Nahezu 15 Prozent aller Menschen mit Diabetes leiden am sogenannten diabetischen Fußsyndrom. In Folge dieser diabetischen Fußerkrankung werden in Deutschland pro Jahr rund 40.000 Amputationen durchgeführt. Der Verlust von Gliedmaßen ist teilweise aber auf eine zu späte oder falsche Behandlung sowie fehlende Vorbeugung zurückzuführen. Damit die Betroffenen eine möglichst frühe und umfassende Behandlung erhalten, macht sich die Deutsche Diabetes-Gesellschaft (DDG) seit mehreren Jahren dafür stark, ein bundesweites Netz an spezialisierten Einrichtungen zur Fußbehandlung zu errichten.
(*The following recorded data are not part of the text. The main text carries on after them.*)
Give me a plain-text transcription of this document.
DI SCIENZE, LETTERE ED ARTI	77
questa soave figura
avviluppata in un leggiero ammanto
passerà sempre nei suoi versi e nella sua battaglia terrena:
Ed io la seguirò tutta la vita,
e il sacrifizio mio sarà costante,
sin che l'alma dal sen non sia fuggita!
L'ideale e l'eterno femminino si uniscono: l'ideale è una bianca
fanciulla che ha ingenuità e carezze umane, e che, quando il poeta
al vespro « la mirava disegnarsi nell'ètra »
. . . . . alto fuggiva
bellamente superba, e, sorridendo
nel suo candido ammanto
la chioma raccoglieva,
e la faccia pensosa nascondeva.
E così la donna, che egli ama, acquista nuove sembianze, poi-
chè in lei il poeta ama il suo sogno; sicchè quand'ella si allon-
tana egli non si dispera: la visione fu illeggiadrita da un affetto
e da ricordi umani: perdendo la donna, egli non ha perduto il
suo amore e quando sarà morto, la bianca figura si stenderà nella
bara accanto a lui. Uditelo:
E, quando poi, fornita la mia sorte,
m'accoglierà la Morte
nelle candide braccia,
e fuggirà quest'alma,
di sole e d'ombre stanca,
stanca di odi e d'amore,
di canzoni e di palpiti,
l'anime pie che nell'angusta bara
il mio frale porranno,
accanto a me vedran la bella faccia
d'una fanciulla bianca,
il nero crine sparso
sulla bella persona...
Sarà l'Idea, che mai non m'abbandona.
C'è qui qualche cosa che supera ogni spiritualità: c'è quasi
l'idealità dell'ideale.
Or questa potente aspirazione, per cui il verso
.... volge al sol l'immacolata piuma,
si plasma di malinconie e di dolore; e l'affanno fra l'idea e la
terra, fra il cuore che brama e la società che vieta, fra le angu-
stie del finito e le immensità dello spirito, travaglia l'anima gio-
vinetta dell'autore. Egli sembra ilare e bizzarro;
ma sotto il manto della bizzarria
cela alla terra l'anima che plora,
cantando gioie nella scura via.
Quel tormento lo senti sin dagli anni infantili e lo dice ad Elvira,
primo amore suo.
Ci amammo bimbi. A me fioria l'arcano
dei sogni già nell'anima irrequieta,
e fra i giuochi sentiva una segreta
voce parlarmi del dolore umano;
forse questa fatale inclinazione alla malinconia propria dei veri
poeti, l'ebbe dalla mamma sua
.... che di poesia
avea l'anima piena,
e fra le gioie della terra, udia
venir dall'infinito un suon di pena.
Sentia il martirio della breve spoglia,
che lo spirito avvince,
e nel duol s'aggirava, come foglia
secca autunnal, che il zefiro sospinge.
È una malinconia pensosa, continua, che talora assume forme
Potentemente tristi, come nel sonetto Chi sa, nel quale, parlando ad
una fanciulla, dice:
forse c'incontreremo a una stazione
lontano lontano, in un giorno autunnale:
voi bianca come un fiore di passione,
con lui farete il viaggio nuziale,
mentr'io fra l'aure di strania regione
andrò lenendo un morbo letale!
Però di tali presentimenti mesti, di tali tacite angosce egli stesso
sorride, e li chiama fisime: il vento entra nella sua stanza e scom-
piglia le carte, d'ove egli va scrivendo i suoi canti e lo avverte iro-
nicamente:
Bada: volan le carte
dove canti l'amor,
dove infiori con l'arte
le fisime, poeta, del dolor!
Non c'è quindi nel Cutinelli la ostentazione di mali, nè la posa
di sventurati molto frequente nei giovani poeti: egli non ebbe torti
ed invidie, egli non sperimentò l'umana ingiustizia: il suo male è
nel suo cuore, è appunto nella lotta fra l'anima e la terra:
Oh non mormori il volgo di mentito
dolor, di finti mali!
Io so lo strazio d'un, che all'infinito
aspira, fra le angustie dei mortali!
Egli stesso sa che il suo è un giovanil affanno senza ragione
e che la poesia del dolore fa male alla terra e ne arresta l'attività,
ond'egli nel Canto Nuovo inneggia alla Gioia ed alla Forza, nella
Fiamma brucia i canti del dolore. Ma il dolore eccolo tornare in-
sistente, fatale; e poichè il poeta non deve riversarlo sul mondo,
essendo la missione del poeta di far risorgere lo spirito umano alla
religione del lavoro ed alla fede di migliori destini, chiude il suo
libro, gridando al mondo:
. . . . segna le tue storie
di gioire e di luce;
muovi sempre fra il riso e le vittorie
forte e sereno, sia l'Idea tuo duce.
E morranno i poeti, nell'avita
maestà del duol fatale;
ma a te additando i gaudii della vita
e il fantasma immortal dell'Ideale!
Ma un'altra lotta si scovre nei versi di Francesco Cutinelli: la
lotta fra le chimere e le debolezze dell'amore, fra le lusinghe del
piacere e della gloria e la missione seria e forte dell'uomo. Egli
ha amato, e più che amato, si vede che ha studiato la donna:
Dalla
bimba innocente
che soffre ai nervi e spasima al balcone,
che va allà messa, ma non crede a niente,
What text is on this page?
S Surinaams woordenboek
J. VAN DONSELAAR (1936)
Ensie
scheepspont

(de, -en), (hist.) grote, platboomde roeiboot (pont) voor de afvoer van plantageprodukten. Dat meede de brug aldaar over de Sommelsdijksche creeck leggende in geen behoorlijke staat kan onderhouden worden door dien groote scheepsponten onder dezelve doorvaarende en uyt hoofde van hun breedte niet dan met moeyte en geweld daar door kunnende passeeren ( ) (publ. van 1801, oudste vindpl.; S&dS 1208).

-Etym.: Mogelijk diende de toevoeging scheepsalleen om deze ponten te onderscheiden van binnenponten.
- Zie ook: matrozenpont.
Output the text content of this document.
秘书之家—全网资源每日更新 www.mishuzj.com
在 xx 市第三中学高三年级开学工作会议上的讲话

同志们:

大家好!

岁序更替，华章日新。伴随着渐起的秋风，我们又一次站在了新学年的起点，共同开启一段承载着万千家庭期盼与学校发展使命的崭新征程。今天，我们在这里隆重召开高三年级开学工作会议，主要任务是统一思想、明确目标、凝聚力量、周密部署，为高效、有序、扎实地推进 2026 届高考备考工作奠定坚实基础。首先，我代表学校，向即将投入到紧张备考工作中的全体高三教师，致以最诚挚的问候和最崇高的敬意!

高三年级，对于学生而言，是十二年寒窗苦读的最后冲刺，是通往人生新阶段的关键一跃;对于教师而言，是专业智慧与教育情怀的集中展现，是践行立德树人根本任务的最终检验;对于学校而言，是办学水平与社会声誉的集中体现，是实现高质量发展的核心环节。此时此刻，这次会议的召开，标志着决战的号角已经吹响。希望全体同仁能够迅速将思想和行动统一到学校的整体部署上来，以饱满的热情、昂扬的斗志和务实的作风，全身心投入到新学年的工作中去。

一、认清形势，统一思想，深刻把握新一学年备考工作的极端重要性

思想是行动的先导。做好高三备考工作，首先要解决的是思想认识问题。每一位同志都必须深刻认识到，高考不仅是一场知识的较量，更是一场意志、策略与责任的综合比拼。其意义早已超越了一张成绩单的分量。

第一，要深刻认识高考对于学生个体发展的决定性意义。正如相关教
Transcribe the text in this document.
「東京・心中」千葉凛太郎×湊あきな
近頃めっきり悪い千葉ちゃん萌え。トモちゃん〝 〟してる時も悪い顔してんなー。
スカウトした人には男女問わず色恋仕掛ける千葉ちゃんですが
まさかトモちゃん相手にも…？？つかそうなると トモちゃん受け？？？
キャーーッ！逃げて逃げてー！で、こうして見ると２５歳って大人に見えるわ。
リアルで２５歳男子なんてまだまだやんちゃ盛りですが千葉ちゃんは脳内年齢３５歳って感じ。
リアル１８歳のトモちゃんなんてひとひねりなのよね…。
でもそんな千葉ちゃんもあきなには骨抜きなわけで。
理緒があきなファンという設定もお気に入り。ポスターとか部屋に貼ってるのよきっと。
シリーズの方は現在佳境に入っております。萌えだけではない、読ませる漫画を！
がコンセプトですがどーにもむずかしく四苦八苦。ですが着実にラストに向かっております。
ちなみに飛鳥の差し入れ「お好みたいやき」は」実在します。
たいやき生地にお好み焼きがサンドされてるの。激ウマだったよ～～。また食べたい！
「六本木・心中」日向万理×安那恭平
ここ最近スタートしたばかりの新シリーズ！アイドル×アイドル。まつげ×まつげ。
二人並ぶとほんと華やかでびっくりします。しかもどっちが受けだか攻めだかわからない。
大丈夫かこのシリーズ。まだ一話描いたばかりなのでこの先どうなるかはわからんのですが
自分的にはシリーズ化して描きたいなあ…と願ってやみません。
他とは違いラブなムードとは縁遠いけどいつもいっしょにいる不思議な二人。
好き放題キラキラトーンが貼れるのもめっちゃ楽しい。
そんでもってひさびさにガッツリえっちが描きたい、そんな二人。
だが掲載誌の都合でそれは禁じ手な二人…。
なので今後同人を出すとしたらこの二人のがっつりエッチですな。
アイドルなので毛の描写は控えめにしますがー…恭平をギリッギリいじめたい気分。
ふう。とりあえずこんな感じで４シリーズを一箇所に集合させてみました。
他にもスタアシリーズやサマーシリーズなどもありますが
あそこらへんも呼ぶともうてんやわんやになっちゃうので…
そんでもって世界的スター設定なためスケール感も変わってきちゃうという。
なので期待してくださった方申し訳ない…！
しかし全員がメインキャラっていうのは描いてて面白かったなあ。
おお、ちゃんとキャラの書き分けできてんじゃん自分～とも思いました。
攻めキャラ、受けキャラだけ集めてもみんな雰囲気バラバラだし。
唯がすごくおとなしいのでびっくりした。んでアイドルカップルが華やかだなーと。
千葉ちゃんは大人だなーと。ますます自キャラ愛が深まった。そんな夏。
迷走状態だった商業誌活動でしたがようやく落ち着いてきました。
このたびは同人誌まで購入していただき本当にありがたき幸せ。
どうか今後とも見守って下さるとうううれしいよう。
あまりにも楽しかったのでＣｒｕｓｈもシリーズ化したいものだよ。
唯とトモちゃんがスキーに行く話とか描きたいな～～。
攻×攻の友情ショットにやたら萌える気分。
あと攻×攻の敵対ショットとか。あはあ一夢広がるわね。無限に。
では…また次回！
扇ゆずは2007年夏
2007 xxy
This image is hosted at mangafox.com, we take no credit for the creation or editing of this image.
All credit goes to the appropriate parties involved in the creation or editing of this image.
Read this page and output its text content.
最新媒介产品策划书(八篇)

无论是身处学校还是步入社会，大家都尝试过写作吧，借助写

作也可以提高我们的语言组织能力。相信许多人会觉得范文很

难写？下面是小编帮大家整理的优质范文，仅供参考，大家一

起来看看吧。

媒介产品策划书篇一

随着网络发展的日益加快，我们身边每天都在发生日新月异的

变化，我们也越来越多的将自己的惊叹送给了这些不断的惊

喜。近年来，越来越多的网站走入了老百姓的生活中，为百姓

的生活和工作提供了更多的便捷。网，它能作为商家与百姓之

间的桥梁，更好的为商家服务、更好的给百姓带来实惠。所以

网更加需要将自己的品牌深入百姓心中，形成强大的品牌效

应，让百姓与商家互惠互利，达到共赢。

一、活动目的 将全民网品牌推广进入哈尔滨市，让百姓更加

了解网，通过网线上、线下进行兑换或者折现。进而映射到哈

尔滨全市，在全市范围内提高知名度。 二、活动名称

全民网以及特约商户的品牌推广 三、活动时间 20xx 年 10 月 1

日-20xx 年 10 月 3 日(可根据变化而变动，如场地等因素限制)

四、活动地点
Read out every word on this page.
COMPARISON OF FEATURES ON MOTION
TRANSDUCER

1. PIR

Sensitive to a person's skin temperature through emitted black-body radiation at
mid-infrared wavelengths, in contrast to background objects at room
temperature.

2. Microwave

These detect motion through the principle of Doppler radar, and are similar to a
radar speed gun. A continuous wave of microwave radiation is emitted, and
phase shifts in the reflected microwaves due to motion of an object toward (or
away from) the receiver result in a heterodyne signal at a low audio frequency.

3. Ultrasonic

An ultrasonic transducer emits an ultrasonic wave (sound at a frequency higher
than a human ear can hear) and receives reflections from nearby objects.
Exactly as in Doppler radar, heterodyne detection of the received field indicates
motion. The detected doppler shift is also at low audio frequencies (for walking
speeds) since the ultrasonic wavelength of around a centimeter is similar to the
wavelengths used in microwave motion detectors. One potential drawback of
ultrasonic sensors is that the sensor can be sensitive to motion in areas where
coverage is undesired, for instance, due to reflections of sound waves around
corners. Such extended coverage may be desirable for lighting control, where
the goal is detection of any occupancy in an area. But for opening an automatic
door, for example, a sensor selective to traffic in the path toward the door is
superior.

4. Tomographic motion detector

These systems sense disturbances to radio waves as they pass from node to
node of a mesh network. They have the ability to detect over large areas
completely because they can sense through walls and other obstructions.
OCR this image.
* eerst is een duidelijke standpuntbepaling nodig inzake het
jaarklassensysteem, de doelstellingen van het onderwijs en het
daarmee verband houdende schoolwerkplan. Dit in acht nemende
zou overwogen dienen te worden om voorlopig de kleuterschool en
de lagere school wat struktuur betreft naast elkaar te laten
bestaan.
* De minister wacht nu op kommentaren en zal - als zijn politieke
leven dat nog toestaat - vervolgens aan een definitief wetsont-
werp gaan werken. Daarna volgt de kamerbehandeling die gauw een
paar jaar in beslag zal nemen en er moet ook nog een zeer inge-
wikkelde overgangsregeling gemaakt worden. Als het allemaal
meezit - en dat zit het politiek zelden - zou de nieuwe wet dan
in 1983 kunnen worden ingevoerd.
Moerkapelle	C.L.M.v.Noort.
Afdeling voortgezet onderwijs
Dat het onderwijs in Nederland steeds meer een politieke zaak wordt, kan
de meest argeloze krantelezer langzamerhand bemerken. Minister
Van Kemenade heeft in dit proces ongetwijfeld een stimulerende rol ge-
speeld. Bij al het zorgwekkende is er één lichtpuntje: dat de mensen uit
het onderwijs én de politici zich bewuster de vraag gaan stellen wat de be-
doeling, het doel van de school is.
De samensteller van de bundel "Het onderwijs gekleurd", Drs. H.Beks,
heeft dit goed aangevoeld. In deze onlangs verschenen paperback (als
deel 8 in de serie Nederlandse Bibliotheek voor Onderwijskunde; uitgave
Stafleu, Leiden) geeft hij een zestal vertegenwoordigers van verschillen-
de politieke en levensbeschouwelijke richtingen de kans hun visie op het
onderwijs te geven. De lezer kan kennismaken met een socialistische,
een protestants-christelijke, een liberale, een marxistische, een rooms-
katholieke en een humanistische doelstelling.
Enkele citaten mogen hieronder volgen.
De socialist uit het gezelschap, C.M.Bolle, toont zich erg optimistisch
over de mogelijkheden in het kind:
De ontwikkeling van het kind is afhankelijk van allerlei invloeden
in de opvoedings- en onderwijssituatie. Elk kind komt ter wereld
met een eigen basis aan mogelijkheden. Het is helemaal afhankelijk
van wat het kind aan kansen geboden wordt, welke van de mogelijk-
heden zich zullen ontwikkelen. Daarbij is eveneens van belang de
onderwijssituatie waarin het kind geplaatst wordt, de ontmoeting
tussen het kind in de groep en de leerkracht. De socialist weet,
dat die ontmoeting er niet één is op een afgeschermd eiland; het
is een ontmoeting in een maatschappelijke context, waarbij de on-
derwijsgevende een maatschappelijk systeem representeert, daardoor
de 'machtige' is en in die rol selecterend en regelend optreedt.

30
In der Fußambulanz der Klinik für Innere Medizin, Kardiologie, Endokrinologie, Diabetologie und internistische Intensivmedizin des Krankenhauses Bietigheim erfolgt in einem festen Team, bestehend aus Diabetologen, Chirurgen, Diabetesberaterinnen, Wundmanagerinnen und Orthopädieschuhmachern, die Vorbeugung und Behandlung der diabetischen Fußerkrankung. Weitere Spezialisten wie Radiologen, Angiologen, Gefäßchirurgen, niedergelassene Diabetologen und Podologen sind feste Kooperationspartner. Durch eine kontinuierliche Weiterentwicklung der Fußambulanz ist es dem Team gelungen, die von der Deutschen Diabetes Gesellschaft festgelegten Qualitätskriterien für eine ambulante Fußbehandlungseinrichtung zu erfüllen. Seit mehren Jahren ist das Krankenhaus Bietigheim bereits eine anerkannte stationäre Behandlungseinrichtung der Deutschen Diabetes Gesellschaft. Das Team der Diabetologie im Bietigheimer Krankenhaus leistet durch die Beteiligung an dieser Qualitätssicherungsmaßnahme einen wesentlichen Beitrag zu einer flächendeckenden Verbesserung der Versorgungsqualität von Patienten mit Diabetischem Fußsyndrom.
„Es ist uns ein großes Anliegen, so viel Amputationen wie möglich zu verhindern“ betont Dr. Karl-Albrecht Müller, kommissarischer Ärztlicher Direktor der Klinik für Innere Medizin, Kardiologie, Endokrinologie, Diabetologie und internistische Intensivmedizin. „Von dieser Zusammenarbeit mehrerer Spezialisten auf der Basis von Qualitätsrichtlinien profitiert der Patient, in dem seine Wunden professionell versorgt werden, eine gründliche Gefäßdiagnostik durchgeführt wird und er frühzeitig die richtigen Schuhe bekommt.“
Aktuell gibt es deutschlandweit 182 ambulante und 78 stationäre von der Deutschen Diabetischen Gesellschaft DDG zertifizierte Fußbehandlungseinrichtungen. Die Arbeitsgemeinschaft Diabetischer Fuß in der DDG möchte die interdisziplinäre Versorgung von Menschen mit Diabetes mellitus und Fußkomplikationen durch Förderung wissenschaftlicher Forschung auf dem Gebiet des diabetischen Fußsyndroms, interdisziplinäre Zusammenarbeit aller mit der Behandlung befassten Berufsgruppen, qualitätssichernde Maßnahmen, wissenschaftlich begründete Empfehlungen und Schulungen beim diabetischen Fußsyndrom verbessern.